Ukradł batonika w sklepie. Do jego domu weszli antyterroryści

Niecodzienny incydent miał miejsce w Wadowicach. Jak informuje Polsat News, 43-letni mężczyzna został przyłapany na drobnej kradzieży w sklepie. Dziennikarze ustalili nieoficjalnie, że chodziło o kradzież batonika. Jego agresywne zachowanie wobec świadków sprawiło jednak, że policja sklasyfikowała to jako kradzież zuchwałą, która jest przestępstwem, a nie wykroczeniem.
Złodziej dał się nagrać kamerze monitoringu, więc policja mogła ustalić jego tożsamość.
Gdy policjanci zapukali do jego drzwi, mężczyzna od początku był agresywny i nie chciał ich wpuścić. W końcu zabarykadował się w mieszkaniu. Policja wiedziała, że w środku przebywa także jego partnerka i półtoraroczne dziecko.
Policjanci założyli, że mężczyzna może być uzbrojony. Wiedzieli także, że ma psa niebezpiecznej rasy amstaff. Wobec tego na miejsce wezwano wsparcie – policyjnych negocjatorów i funkcjonariuszy z pododdziału terrorystycznego.
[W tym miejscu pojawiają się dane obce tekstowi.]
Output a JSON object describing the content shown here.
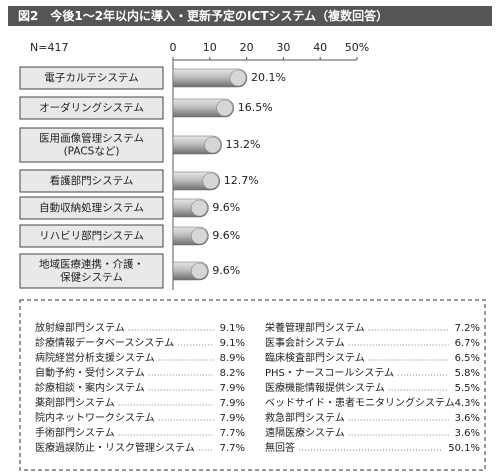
{
  "chart_data": {
    "type": "bar",
    "title": "図2　今後1～2年以内に導入・更新予定のICTシステム（複数回答）",
    "note": "N=417",
    "categories": [
      "電子カルテシステム",
      "オーダリングシステム",
      "医用画像管理システム\n(PACSなど)",
      "看護部門システム",
      "自動収納処理システム",
      "リハビリ部門システム",
      "地域医療連携・介護・\n保健システム"
    ],
    "values": [
      20.1,
      16.5,
      13.2,
      12.7,
      9.6,
      9.6,
      9.6
    ],
    "value_labels": [
      "20.1%",
      "16.5%",
      "13.2%",
      "12.7%",
      "9.6%",
      "9.6%",
      "9.6%"
    ],
    "color": "#9a9a9a",
    "xlim": [
      0,
      50
    ],
    "xticks": [
      0,
      10,
      20,
      30,
      40,
      {
        "value": 50,
        "label": "50%"
      }
    ],
    "grid": false
  },
  "other_systems": {
    "left": [
      {
        "name": "放射線部門システム",
        "value": "9.1%"
      },
      {
        "name": "診療情報データベースシステム",
        "value": "9.1%"
      },
      {
        "name": "病院経営分析支援システム",
        "value": "8.9%"
      },
      {
        "name": "自動予約・受付システム",
        "value": "8.2%"
      },
      {
        "name": "診療相談・案内システム",
        "value": "7.9%"
      },
      {
        "name": "薬剤部門システム",
        "value": "7.9%"
      },
      {
        "name": "院内ネットワークシステム",
        "value": "7.9%"
      },
      {
        "name": "手術部門システム",
        "value": "7.7%"
      },
      {
        "name": "医療過誤防止・リスク管理システム",
        "value": "7.7%"
      }
    ],
    "right": [
      {
        "name": "栄養管理部門システム",
        "value": "7.2%"
      },
      {
        "name": "医事会計システム",
        "value": "6.7%"
      },
      {
        "name": "臨床検査部門システム",
        "value": "6.5%"
      },
      {
        "name": "PHS・ナースコールシステム",
        "value": "5.8%"
      },
      {
        "name": "医療機能情報提供システム",
        "value": "5.5%"
      },
      {
        "name": "ベッドサイド・患者モニタリングシステム",
        "value": "4.3%"
      },
      {
        "name": "救急部門システム",
        "value": "3.6%"
      },
      {
        "name": "遠隔医療システム",
        "value": "3.6%"
      },
      {
        "name": "無回答",
        "value": "50.1%"
      }
    ]
  }
}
Negocjacje nie przyniosły skutku. Policja poinformowała, że wobec tego antyterroryści zdecydowali się na siłowe wejście do lokalu. 43-latek i jego partnerka zostali zatrzymani, po czym zawieziono ich na badania lekarskie. Dziecko trafiło do rodziny zastępczej. Policja poinformowała, że w trakcie tej akcji nikt nie ucierpiał.